One opportunity that is always considered is the question of whether rents are at or below market rates. If rents are low, there is an obvious opportunity to increase cash flow and therefore the overall value of the project.
There are several ways to help with the successful increase of rental rates, including exterior and common area renovations, as well as adding certain amenities. Features such as outdoor green space with seating, advanced conference facilities and upgraded food and beverage options can all go a long way in justifying higher rental rates.
Value-add opportunities in the office market can also stem from decreasing expenses wherever possible. The structure of a lease is one prominent way through which owners can find ways to cut expenses. For example, if tenants are paying triple net reimbursements, then they pay a prorated portion of real estate tax, insurance and common area maintenance.
Apart from decreasing expenses, more value-add opportunities can come from generating additional income on the property. Two examples of this practice involve utilizing cell tower income on the roofs of buildings and implementing paid parking.
While it is essential to understand the day-to-day aspects of office investments, we now face a unique time in which the rapid spread of COVID-19 has affected everyone in the United States and throughout the world.
The global economy has changed, and that includes the commercial real estate industry. While many people we talk with have told us that they are going to put their real estate purchasing on hold until COVID-19 concerns diminish, we have also had an equal amount of people reach out to us asking if they can buy more investments because of how low interest rates are.
We recently received a term sheet for a value-add office building with a 3.75 percent interest rate. Many local lenders are giving phenomenal deals for buyers in this market.
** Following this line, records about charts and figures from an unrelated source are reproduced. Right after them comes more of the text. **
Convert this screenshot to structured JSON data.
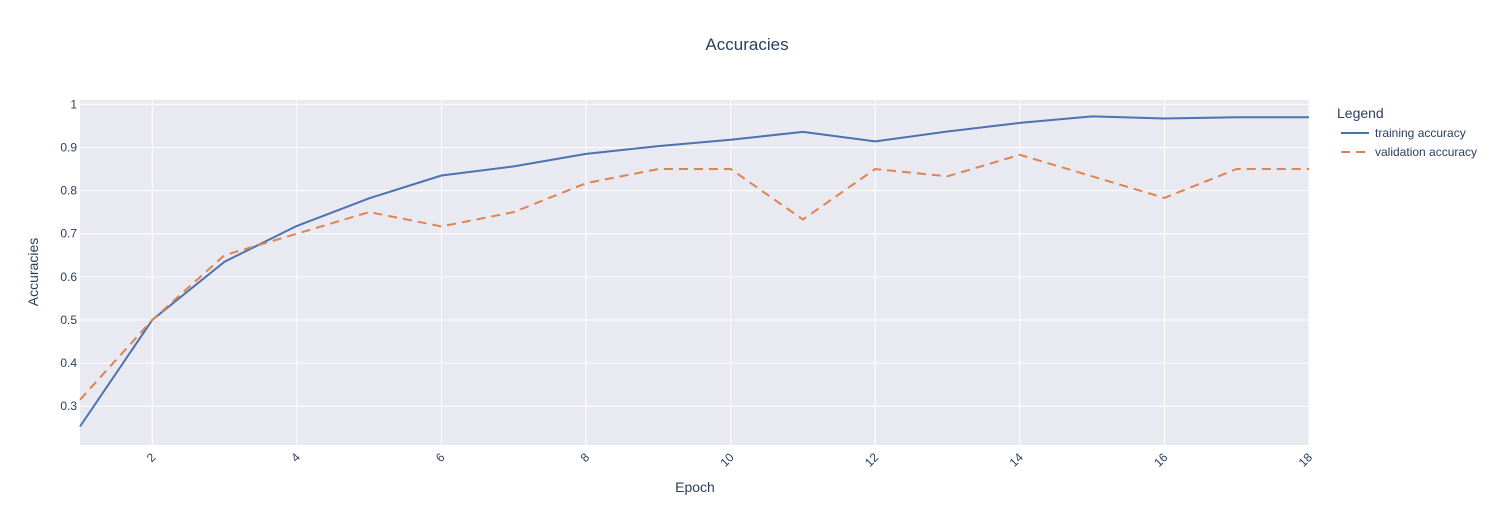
{
  "chart_data": {
    "type": "line",
    "title": "Accuracies",
    "xlabel": "Epoch",
    "ylabel": "Accuracies",
    "xlim": [
      1,
      18
    ],
    "ylim": [
      0.21,
      1.01
    ],
    "xticks": [
      2,
      4,
      6,
      8,
      10,
      12,
      14,
      16,
      18
    ],
    "yticks": [
      0.3,
      0.4,
      0.5,
      0.6,
      0.7,
      0.8,
      0.9,
      1
    ],
    "grid": true,
    "legend": {
      "title": "Legend",
      "placement": "right"
    },
    "x": [
      1,
      2,
      3,
      4,
      5,
      6,
      7,
      8,
      9,
      10,
      11,
      12,
      13,
      14,
      15,
      16,
      17,
      18
    ],
    "series": [
      {
        "name": "training accuracy",
        "color": "#4c72b0",
        "dash": "solid",
        "values": [
          0.253,
          0.5,
          0.635,
          0.718,
          0.782,
          0.835,
          0.856,
          0.885,
          0.903,
          0.918,
          0.936,
          0.914,
          0.937,
          0.957,
          0.972,
          0.967,
          0.97,
          0.97
        ]
      },
      {
        "name": "validation accuracy",
        "color": "#dd8452",
        "dash": "dash",
        "values": [
          0.315,
          0.5,
          0.65,
          0.7,
          0.75,
          0.717,
          0.75,
          0.817,
          0.85,
          0.85,
          0.733,
          0.85,
          0.833,
          0.883,
          0.833,
          0.783,
          0.85,
          0.85
        ]
      }
    ]
  }
}
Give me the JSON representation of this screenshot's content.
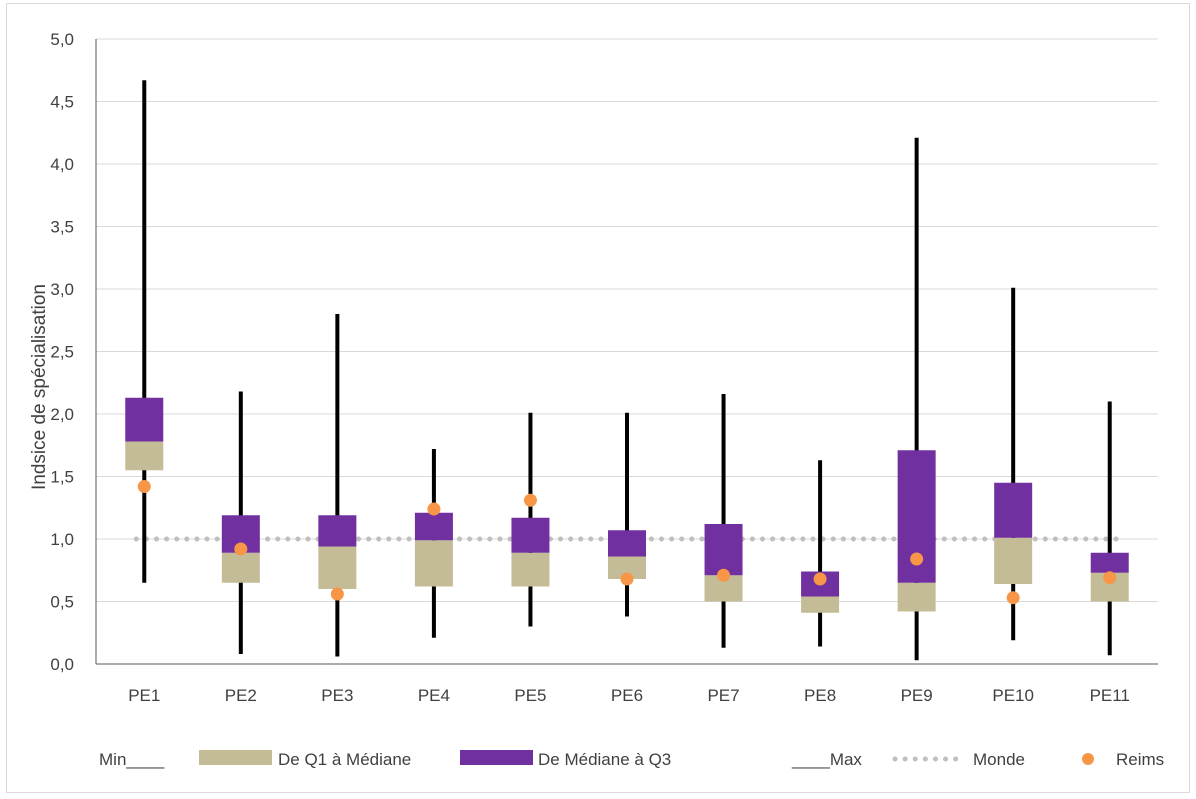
{
  "chart_data": {
    "type": "boxplot",
    "title": "",
    "xlabel": "",
    "ylabel": "Indsice de spécialisation",
    "ylim": [
      0,
      5
    ],
    "yticks": [
      "0,0",
      "0,5",
      "1,0",
      "1,5",
      "2,0",
      "2,5",
      "3,0",
      "3,5",
      "4,0",
      "4,5",
      "5,0"
    ],
    "grid": "horizontal",
    "legend_position": "bottom",
    "categories": [
      "PE1",
      "PE2",
      "PE3",
      "PE4",
      "PE5",
      "PE6",
      "PE7",
      "PE8",
      "PE9",
      "PE10",
      "PE11"
    ],
    "min": [
      0.65,
      0.08,
      0.06,
      0.21,
      0.3,
      0.38,
      0.13,
      0.14,
      0.03,
      0.19,
      0.07
    ],
    "q1": [
      1.55,
      0.65,
      0.6,
      0.62,
      0.62,
      0.68,
      0.5,
      0.41,
      0.42,
      0.64,
      0.5
    ],
    "median": [
      1.78,
      0.89,
      0.94,
      0.99,
      0.89,
      0.86,
      0.71,
      0.54,
      0.65,
      1.01,
      0.73
    ],
    "q3": [
      2.13,
      1.19,
      1.19,
      1.21,
      1.17,
      1.07,
      1.12,
      0.74,
      1.71,
      1.45,
      0.89
    ],
    "max": [
      4.67,
      2.18,
      2.8,
      1.72,
      2.01,
      2.01,
      2.16,
      1.63,
      4.21,
      3.01,
      2.1
    ],
    "reims": [
      1.42,
      0.92,
      0.56,
      1.24,
      1.31,
      0.68,
      0.71,
      0.68,
      0.84,
      0.53,
      0.69
    ],
    "monde": 1.0,
    "colors": {
      "q1_median": "#c4bc96",
      "median_q3": "#7030a0",
      "whisker": "#000000",
      "monde": "#bfbfbf",
      "reims": "#f79646",
      "grid": "#d9d9d9"
    },
    "legend": {
      "min": "Min____",
      "q1_median": "De Q1 à Médiane",
      "median_q3": "De Médiane à Q3",
      "max": "____Max",
      "monde": "Monde",
      "reims": "Reims"
    }
  }
}
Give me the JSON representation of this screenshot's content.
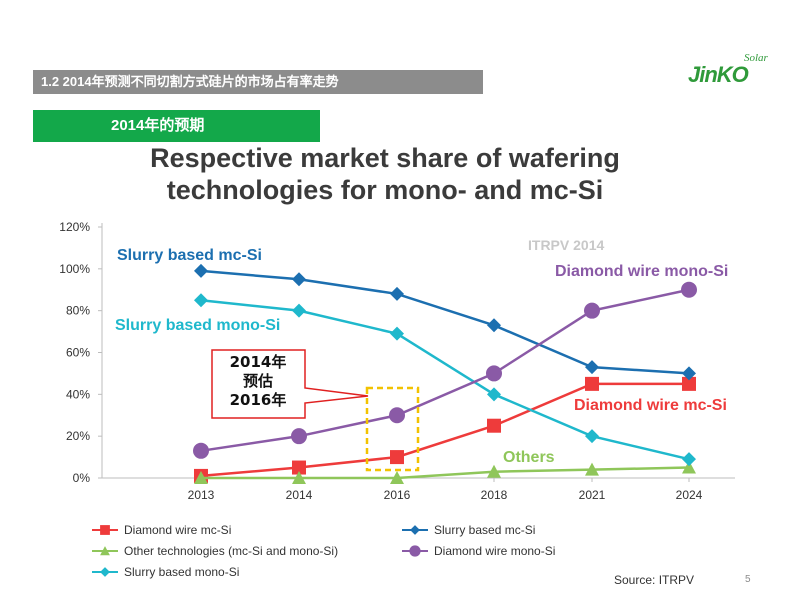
{
  "header": {
    "section_title": "1.2 2014年预测不同切割方式硅片的市场占有率走势"
  },
  "logo": {
    "main": "JinKO",
    "sub": "Solar"
  },
  "subheader": {
    "label": "2014年的预期"
  },
  "page_number": "5",
  "colors": {
    "diamond_mc": "#ee3b3b",
    "other": "#8fc65a",
    "slurry_mono": "#1fb8cc",
    "slurry_mc": "#1c6fb0",
    "diamond_mono": "#8a5aa6",
    "green_bar": "#13a84a",
    "highlight_box": "#f2c200",
    "callout_border": "#e02020"
  },
  "chart_data": {
    "type": "line",
    "title": "Respective market share of wafering technologies for mono- and mc-Si",
    "x": [
      "2013",
      "2014",
      "2016",
      "2018",
      "2021",
      "2024"
    ],
    "ylim": [
      0,
      120
    ],
    "yticks": [
      "0%",
      "20%",
      "40%",
      "60%",
      "80%",
      "100%",
      "120%"
    ],
    "ytick_values": [
      0,
      20,
      40,
      60,
      80,
      100,
      120
    ],
    "grid": false,
    "watermark": "ITRPV 2014",
    "source": "Source: ITRPV",
    "series": [
      {
        "key": "diamond_mc",
        "name": "Diamond wire mc-Si",
        "inline_label": "Diamond wire mc-Si",
        "marker": "square",
        "values": [
          1,
          5,
          10,
          25,
          45,
          45
        ]
      },
      {
        "key": "other",
        "name": "Other technologies (mc-Si and mono-Si)",
        "inline_label": "Others",
        "marker": "triangle",
        "values": [
          0,
          0,
          0,
          3,
          4,
          5
        ]
      },
      {
        "key": "slurry_mono",
        "name": "Slurry based mono-Si",
        "inline_label": "Slurry based mono-Si",
        "marker": "diamond",
        "values": [
          85,
          80,
          69,
          40,
          20,
          9
        ]
      },
      {
        "key": "slurry_mc",
        "name": "Slurry based mc-Si",
        "inline_label": "Slurry based mc-Si",
        "marker": "diamond",
        "values": [
          99,
          95,
          88,
          73,
          53,
          50
        ]
      },
      {
        "key": "diamond_mono",
        "name": "Diamond wire mono-Si",
        "inline_label": "Diamond wire mono-Si",
        "marker": "circle",
        "values": [
          13,
          20,
          30,
          50,
          80,
          90
        ]
      }
    ],
    "annotation": {
      "lines": [
        "2014年",
        "预估",
        "2016年"
      ]
    }
  }
}
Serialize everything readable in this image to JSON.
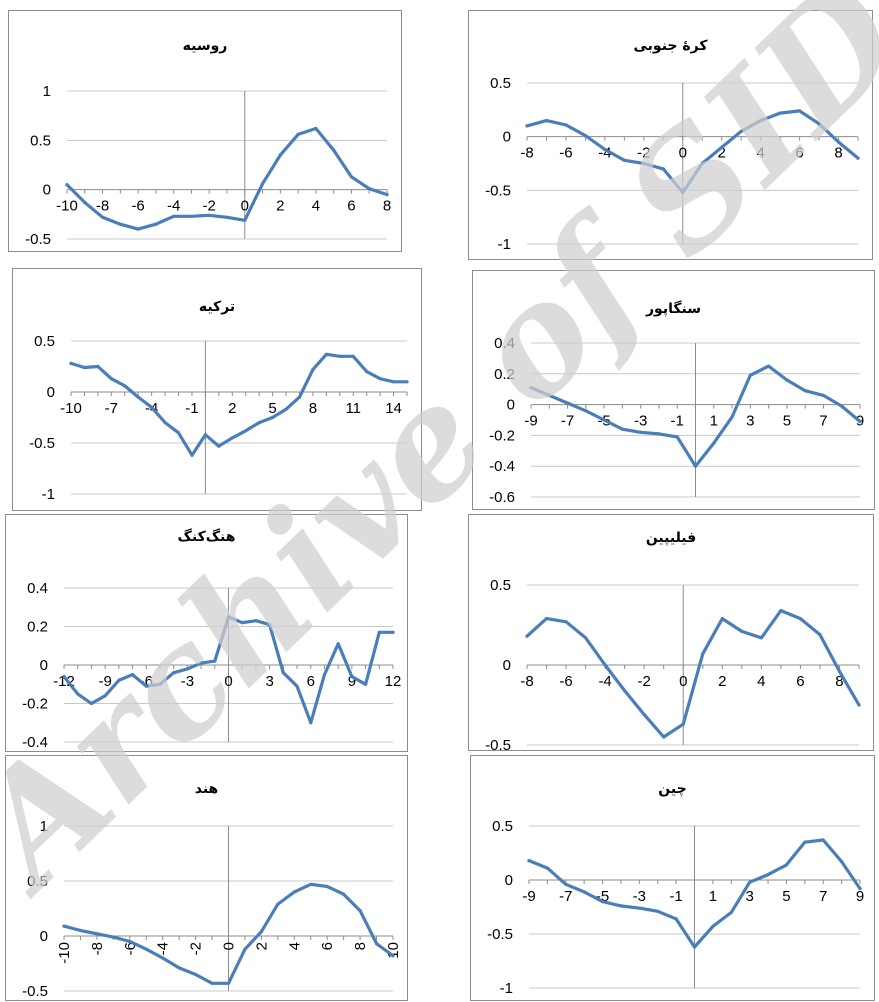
{
  "watermark": "Archive of SID",
  "colors": {
    "line": "#4a7ebb",
    "grid": "#c8c8c8",
    "axis": "#8c8c8c",
    "watermark": "#cfcfcf"
  },
  "chart_data": [
    {
      "type": "line",
      "title": "روسیه",
      "ylim": [
        -0.5,
        1
      ],
      "yticks": [
        "1",
        "0.5",
        "0",
        "-0.5"
      ],
      "xmin": -10,
      "xmax": 8,
      "xtick_labels": [
        "-10",
        "-8",
        "-6",
        "-4",
        "-2",
        "0",
        "2",
        "4",
        "6",
        "8"
      ],
      "x": [
        -10,
        -9,
        -8,
        -7,
        -6,
        -5,
        -4,
        -3,
        -2,
        -1,
        0,
        1,
        2,
        3,
        4,
        5,
        6,
        7,
        8
      ],
      "y": [
        0.05,
        -0.13,
        -0.28,
        -0.35,
        -0.4,
        -0.35,
        -0.27,
        -0.27,
        -0.26,
        -0.28,
        -0.31,
        0.06,
        0.35,
        0.56,
        0.62,
        0.4,
        0.13,
        0.01,
        -0.05
      ]
    },
    {
      "type": "line",
      "title": "کرهٔ جنوبی",
      "ylim": [
        -1,
        0.5
      ],
      "yticks": [
        "0.5",
        "0",
        "-0.5",
        "-1"
      ],
      "xmin": -8,
      "xmax": 9,
      "xtick_labels": [
        "-8",
        "-6",
        "-4",
        "-2",
        "0",
        "2",
        "4",
        "6",
        "8"
      ],
      "x": [
        -8,
        -7,
        -6,
        -5,
        -4,
        -3,
        -2,
        -1,
        0,
        1,
        2,
        3,
        4,
        5,
        6,
        7,
        8,
        9
      ],
      "y": [
        0.1,
        0.15,
        0.11,
        0.01,
        -0.12,
        -0.22,
        -0.25,
        -0.3,
        -0.52,
        -0.25,
        -0.1,
        0.05,
        0.15,
        0.22,
        0.24,
        0.12,
        -0.05,
        -0.2
      ]
    },
    {
      "type": "line",
      "title": "ترکیه",
      "ylim": [
        -1,
        0.5
      ],
      "yticks": [
        "0.5",
        "0",
        "-0.5",
        "-1"
      ],
      "xmin": -10,
      "xmax": 15,
      "xtick_labels": [
        "-10",
        "-7",
        "-4",
        "-1",
        "2",
        "5",
        "8",
        "11",
        "14"
      ],
      "x": [
        -10,
        -9,
        -8,
        -7,
        -6,
        -5,
        -4,
        -3,
        -2,
        -1,
        0,
        1,
        2,
        3,
        4,
        5,
        6,
        7,
        8,
        9,
        10,
        11,
        12,
        13,
        14,
        15
      ],
      "y": [
        0.28,
        0.24,
        0.25,
        0.13,
        0.06,
        -0.05,
        -0.15,
        -0.3,
        -0.4,
        -0.62,
        -0.42,
        -0.53,
        -0.45,
        -0.38,
        -0.3,
        -0.25,
        -0.17,
        -0.05,
        0.22,
        0.37,
        0.35,
        0.35,
        0.2,
        0.13,
        0.1,
        0.1
      ]
    },
    {
      "type": "line",
      "title": "سنگاپور",
      "ylim": [
        -0.6,
        0.4
      ],
      "yticks": [
        "0.4",
        "0.2",
        "0",
        "-0.2",
        "-0.4",
        "-0.6"
      ],
      "xmin": -9,
      "xmax": 9,
      "xtick_labels": [
        "-9",
        "-7",
        "-5",
        "-3",
        "-1",
        "1",
        "3",
        "5",
        "7",
        "9"
      ],
      "x": [
        -9,
        -8,
        -7,
        -6,
        -5,
        -4,
        -3,
        -2,
        -1,
        0,
        1,
        2,
        3,
        4,
        5,
        6,
        7,
        8,
        9
      ],
      "y": [
        0.11,
        0.06,
        0.01,
        -0.04,
        -0.1,
        -0.16,
        -0.18,
        -0.19,
        -0.21,
        -0.4,
        -0.25,
        -0.08,
        0.19,
        0.25,
        0.16,
        0.09,
        0.06,
        -0.01,
        -0.11
      ]
    },
    {
      "type": "line",
      "title": "هنگ‌کنگ",
      "ylim": [
        -0.4,
        0.4
      ],
      "yticks": [
        "0.4",
        "0.2",
        "0",
        "-0.2",
        "-0.4"
      ],
      "xmin": -12,
      "xmax": 12,
      "xtick_labels": [
        "-12",
        "-9",
        "-6",
        "-3",
        "0",
        "3",
        "6",
        "9",
        "12"
      ],
      "x": [
        -12,
        -11,
        -10,
        -9,
        -8,
        -7,
        -6,
        -5,
        -4,
        -3,
        -2,
        -1,
        0,
        1,
        2,
        3,
        4,
        5,
        6,
        7,
        8,
        9,
        10,
        11,
        12
      ],
      "y": [
        -0.06,
        -0.15,
        -0.2,
        -0.16,
        -0.08,
        -0.05,
        -0.11,
        -0.1,
        -0.04,
        -0.02,
        0.01,
        0.02,
        0.25,
        0.22,
        0.23,
        0.21,
        -0.04,
        -0.11,
        -0.3,
        -0.05,
        0.11,
        -0.06,
        -0.1,
        0.17,
        0.17
      ]
    },
    {
      "type": "line",
      "title": "فیلیپین",
      "ylim": [
        -0.5,
        0.5
      ],
      "yticks": [
        "0.5",
        "0",
        "-0.5"
      ],
      "xmin": -8,
      "xmax": 9,
      "xtick_labels": [
        "-8",
        "-6",
        "-4",
        "-2",
        "0",
        "2",
        "4",
        "6",
        "8"
      ],
      "x": [
        -8,
        -7,
        -6,
        -5,
        -4,
        -3,
        -2,
        -1,
        0,
        1,
        2,
        3,
        4,
        5,
        6,
        7,
        8,
        9
      ],
      "y": [
        0.18,
        0.29,
        0.27,
        0.17,
        0.0,
        -0.16,
        -0.31,
        -0.45,
        -0.37,
        0.07,
        0.29,
        0.21,
        0.17,
        0.34,
        0.29,
        0.19,
        -0.04,
        -0.25
      ]
    },
    {
      "type": "line",
      "title": "هند",
      "ylim": [
        -0.5,
        1
      ],
      "yticks": [
        "1",
        "0.5",
        "0",
        "-0.5"
      ],
      "xmin": -10,
      "xmax": 10,
      "xtick_labels": [
        "-10",
        "-8",
        "-6",
        "-4",
        "-2",
        "0",
        "2",
        "4",
        "6",
        "8",
        "10"
      ],
      "x": [
        -10,
        -9,
        -8,
        -7,
        -6,
        -5,
        -4,
        -3,
        -2,
        -1,
        0,
        1,
        2,
        3,
        4,
        5,
        6,
        7,
        8,
        9,
        10
      ],
      "y": [
        0.09,
        0.05,
        0.02,
        -0.01,
        -0.05,
        -0.12,
        -0.2,
        -0.29,
        -0.35,
        -0.43,
        -0.43,
        -0.12,
        0.04,
        0.29,
        0.4,
        0.47,
        0.45,
        0.38,
        0.23,
        -0.07,
        -0.18
      ]
    },
    {
      "type": "line",
      "title": "چین",
      "ylim": [
        -1,
        0.5
      ],
      "yticks": [
        "0.5",
        "0",
        "-0.5",
        "-1"
      ],
      "xmin": -9,
      "xmax": 9,
      "xtick_labels": [
        "-9",
        "-7",
        "-5",
        "-3",
        "-1",
        "1",
        "3",
        "5",
        "7",
        "9"
      ],
      "x": [
        -9,
        -8,
        -7,
        -6,
        -5,
        -4,
        -3,
        -2,
        -1,
        0,
        1,
        2,
        3,
        4,
        5,
        6,
        7,
        8,
        9
      ],
      "y": [
        0.18,
        0.11,
        -0.04,
        -0.11,
        -0.2,
        -0.24,
        -0.26,
        -0.29,
        -0.36,
        -0.62,
        -0.43,
        -0.3,
        -0.02,
        0.05,
        0.14,
        0.35,
        0.37,
        0.17,
        -0.08
      ]
    }
  ]
}
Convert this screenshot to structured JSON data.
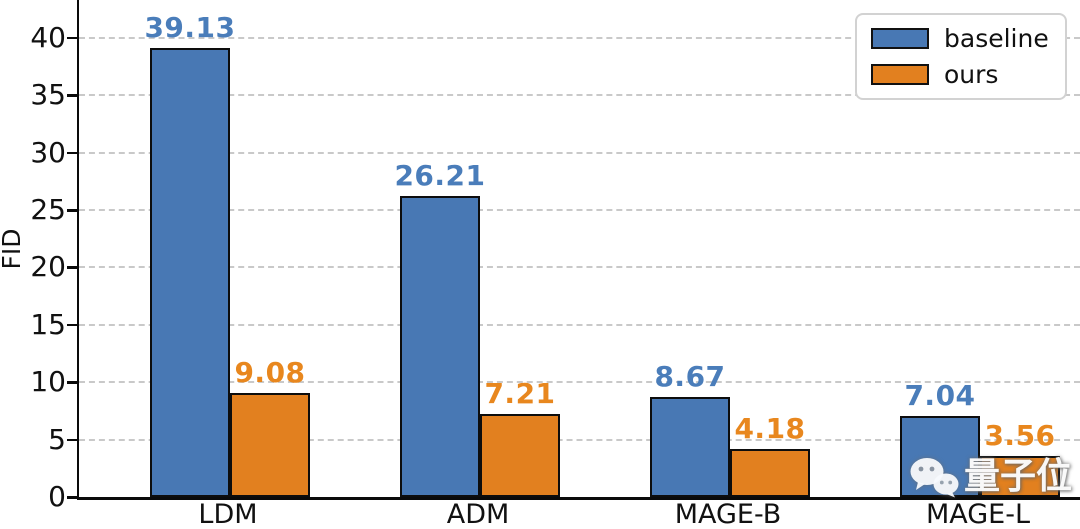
{
  "chart_data": {
    "type": "bar",
    "title": "",
    "categories": [
      "LDM",
      "ADM",
      "MAGE-B",
      "MAGE-L"
    ],
    "series": [
      {
        "name": "baseline",
        "color": "#4878b4",
        "label_color": "#4a7dba",
        "values": [
          39.13,
          26.21,
          8.67,
          7.04
        ]
      },
      {
        "name": "ours",
        "color": "#e2801f",
        "label_color": "#e8871e",
        "values": [
          9.08,
          7.21,
          4.18,
          3.56
        ]
      }
    ],
    "xlabel": "",
    "ylabel": "FID",
    "yticks": [
      0,
      5,
      10,
      15,
      20,
      25,
      30,
      35,
      40
    ],
    "ylim": [
      0,
      43.3
    ],
    "grid": "horizontal-dashed",
    "grid_color": "#c9c9c9",
    "bar_edge_color": "#0d0d0d",
    "legend_position": "upper-right",
    "value_labels_decimals": 2
  },
  "legend": {
    "items": [
      {
        "label": "baseline",
        "color": "#4878b4"
      },
      {
        "label": "ours",
        "color": "#e2801f"
      }
    ]
  },
  "watermark": {
    "icon": "wechat-icon",
    "text": "量子位"
  }
}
Just last week, we closed a mid-rise office project in Dallas that had over 10 offers and great activity even with the economic concerns surrounding COVID-19.
All of that is to say that even if the most dire of macroeconomic situations, smart real estate plays can still be made in fundamentally sound markets like the DFW office sector. It just takes the right knowledge.
Cody Payne is a senior vice president in the Dallas-Fort Worth office of Colliers International focusing on capital markets advisory and disposition services of Class A and B office product.